Elías and Juanca solve the same problem by posing a quadratic equation. Elijah is wrong when writing the independent term and gets as results of the problem $-1$ and $-3$. Juanca is wrong only when writing the coefficient of the first degree term and gets as results of the problem $16$ and $-2$. What are the correct results of the problem?

Nair has puzzle pieces shaped like an equilateral triangle. She has pieces of two sizes: large and small. Nair build triangular figures by following these rules: $\bullet$ Figure $1$ is made up of $4$ small pieces, Figure $2$ is made up of $2$ large pieces and $8$ small, Figure $3$ by $6$ large and $12$ small, and so on. $\bullet$ The central column must be made up exclusively of small parts. $\bullet$ Outside the central column, only large pieces can be placed. Following the pattern, how many pieces will Nair use to build Figure $20$?

Let $\overline{ABCD}$ be a $4$-digit number.
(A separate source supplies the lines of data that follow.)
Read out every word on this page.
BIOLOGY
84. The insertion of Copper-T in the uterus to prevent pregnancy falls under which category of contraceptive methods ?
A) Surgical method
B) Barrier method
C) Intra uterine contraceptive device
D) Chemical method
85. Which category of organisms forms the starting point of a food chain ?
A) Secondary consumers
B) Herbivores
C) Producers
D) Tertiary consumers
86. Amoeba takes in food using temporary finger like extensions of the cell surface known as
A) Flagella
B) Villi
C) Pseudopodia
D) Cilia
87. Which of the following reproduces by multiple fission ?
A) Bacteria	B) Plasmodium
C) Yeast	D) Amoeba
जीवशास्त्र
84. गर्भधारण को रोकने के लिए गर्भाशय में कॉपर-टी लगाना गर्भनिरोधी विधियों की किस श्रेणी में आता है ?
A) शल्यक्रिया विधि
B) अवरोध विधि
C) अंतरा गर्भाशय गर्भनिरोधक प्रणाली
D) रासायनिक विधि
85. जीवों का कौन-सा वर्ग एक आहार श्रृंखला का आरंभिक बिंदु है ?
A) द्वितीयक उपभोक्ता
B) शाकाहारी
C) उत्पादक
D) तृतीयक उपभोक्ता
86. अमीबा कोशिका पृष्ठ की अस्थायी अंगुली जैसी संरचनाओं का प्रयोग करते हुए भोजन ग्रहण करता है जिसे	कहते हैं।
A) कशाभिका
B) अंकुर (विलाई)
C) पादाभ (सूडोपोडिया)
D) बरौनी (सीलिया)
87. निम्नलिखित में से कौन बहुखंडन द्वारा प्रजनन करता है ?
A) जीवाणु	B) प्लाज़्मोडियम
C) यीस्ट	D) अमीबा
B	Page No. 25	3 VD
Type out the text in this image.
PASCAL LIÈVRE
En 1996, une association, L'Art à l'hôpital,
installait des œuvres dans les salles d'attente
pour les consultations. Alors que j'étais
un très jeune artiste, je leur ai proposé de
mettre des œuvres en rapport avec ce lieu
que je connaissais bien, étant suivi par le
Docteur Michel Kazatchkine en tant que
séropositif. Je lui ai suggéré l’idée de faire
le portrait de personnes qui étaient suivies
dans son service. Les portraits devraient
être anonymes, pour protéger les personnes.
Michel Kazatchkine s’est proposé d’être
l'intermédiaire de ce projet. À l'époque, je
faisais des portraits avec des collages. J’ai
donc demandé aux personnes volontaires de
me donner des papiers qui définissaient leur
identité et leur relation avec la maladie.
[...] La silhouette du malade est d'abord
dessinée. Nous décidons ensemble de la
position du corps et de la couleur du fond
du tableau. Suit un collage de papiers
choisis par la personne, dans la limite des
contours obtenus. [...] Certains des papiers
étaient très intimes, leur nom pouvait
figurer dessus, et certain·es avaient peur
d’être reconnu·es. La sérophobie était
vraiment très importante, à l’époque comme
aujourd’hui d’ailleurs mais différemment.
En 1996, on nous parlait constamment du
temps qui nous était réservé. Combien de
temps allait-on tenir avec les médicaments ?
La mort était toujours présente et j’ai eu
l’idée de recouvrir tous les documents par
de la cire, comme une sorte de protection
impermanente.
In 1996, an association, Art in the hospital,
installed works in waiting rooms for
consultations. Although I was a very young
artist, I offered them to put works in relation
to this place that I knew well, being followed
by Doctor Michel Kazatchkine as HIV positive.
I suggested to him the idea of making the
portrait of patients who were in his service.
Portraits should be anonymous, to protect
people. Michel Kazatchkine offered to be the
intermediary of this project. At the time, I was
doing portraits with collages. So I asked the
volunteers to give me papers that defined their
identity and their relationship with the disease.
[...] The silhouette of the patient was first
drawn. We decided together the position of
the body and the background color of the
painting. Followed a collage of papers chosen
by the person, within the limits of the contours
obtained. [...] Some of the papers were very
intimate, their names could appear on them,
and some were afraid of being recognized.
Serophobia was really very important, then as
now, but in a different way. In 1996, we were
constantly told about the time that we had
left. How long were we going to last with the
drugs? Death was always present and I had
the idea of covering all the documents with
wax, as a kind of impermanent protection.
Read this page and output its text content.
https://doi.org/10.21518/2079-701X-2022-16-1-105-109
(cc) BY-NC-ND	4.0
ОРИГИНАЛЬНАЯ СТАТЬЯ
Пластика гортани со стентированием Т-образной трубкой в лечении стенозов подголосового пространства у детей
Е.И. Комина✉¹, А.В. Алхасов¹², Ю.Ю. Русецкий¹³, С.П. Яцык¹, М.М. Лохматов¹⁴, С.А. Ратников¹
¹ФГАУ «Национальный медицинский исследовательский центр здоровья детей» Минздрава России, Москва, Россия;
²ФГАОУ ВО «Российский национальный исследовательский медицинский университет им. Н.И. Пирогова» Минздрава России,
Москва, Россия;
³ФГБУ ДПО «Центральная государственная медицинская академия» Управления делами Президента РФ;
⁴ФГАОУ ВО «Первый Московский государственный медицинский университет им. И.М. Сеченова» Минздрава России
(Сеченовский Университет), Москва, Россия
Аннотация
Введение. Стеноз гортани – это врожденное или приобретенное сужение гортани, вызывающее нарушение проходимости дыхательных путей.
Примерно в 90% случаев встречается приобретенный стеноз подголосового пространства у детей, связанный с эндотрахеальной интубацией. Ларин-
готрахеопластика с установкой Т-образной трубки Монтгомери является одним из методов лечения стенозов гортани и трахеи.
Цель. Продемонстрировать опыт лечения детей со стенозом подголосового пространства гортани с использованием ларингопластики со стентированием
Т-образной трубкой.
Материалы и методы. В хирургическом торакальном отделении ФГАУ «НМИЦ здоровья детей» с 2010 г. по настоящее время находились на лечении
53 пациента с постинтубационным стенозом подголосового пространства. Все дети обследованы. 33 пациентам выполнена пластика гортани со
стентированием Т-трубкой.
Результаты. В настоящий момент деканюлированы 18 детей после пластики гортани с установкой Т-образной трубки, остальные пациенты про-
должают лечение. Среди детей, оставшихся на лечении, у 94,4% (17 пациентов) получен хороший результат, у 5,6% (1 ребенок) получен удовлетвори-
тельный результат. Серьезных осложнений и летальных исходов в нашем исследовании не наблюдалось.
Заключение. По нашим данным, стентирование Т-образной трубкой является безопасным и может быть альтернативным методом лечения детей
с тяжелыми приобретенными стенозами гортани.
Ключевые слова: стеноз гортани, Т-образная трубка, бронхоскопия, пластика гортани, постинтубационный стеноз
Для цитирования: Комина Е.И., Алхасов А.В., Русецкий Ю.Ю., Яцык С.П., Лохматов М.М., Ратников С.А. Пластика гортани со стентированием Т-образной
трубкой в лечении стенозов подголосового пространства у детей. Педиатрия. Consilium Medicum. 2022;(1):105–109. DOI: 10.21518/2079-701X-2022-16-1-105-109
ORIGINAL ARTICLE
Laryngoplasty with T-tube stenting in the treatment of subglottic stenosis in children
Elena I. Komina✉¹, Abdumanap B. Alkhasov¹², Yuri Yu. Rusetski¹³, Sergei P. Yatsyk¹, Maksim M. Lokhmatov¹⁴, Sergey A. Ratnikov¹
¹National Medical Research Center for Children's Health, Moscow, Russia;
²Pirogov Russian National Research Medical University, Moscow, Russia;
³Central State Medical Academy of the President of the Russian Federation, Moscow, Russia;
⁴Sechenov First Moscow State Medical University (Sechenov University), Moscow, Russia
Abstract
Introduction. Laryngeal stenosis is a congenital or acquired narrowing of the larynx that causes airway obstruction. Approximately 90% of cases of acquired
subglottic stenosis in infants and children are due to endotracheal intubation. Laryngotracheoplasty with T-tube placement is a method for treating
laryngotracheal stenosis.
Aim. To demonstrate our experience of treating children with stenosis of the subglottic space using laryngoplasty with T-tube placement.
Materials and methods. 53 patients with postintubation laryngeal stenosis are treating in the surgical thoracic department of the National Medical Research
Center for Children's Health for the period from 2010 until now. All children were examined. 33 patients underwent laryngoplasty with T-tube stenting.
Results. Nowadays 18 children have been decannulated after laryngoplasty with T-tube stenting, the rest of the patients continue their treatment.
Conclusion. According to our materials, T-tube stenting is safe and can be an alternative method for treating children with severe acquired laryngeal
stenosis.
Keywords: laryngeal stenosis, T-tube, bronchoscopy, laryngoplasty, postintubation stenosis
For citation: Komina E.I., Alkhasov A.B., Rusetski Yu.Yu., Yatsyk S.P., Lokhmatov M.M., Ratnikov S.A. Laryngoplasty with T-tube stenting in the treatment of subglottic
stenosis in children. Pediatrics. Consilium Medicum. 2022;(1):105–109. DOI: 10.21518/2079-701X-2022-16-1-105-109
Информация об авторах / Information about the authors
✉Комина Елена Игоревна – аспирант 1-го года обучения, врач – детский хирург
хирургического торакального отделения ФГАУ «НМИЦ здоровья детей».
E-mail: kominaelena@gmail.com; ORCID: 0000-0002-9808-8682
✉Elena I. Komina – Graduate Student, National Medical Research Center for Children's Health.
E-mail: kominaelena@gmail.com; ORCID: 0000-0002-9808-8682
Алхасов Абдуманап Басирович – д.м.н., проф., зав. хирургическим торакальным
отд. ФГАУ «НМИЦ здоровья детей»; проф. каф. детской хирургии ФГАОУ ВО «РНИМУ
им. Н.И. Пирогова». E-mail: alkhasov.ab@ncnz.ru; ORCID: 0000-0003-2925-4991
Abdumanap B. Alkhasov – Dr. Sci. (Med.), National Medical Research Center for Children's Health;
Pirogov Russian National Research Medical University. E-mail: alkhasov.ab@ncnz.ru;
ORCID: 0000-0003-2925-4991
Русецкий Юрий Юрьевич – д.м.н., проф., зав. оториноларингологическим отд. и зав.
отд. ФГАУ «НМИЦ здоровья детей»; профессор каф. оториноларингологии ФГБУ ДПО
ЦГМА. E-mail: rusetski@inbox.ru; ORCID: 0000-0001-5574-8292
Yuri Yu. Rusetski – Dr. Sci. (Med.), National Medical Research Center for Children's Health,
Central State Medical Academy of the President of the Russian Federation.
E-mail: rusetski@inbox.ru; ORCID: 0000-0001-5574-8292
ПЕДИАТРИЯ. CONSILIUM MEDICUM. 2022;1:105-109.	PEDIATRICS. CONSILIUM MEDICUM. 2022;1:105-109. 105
What is the smallest possible positive value of $\overline{ABCD}- \overline{DCBA}$?

Find the largest positive integer $n$ such that $n^2 + 10$ is divisible by $n-5$.

A circle of radius $4$ is inscribed in a triangle $ABC$. We call $D$ the touchpoint between the circle and side BC. Let $CD =8$, $DB= 10$. What is the length of the sides $AB$ and $AC$?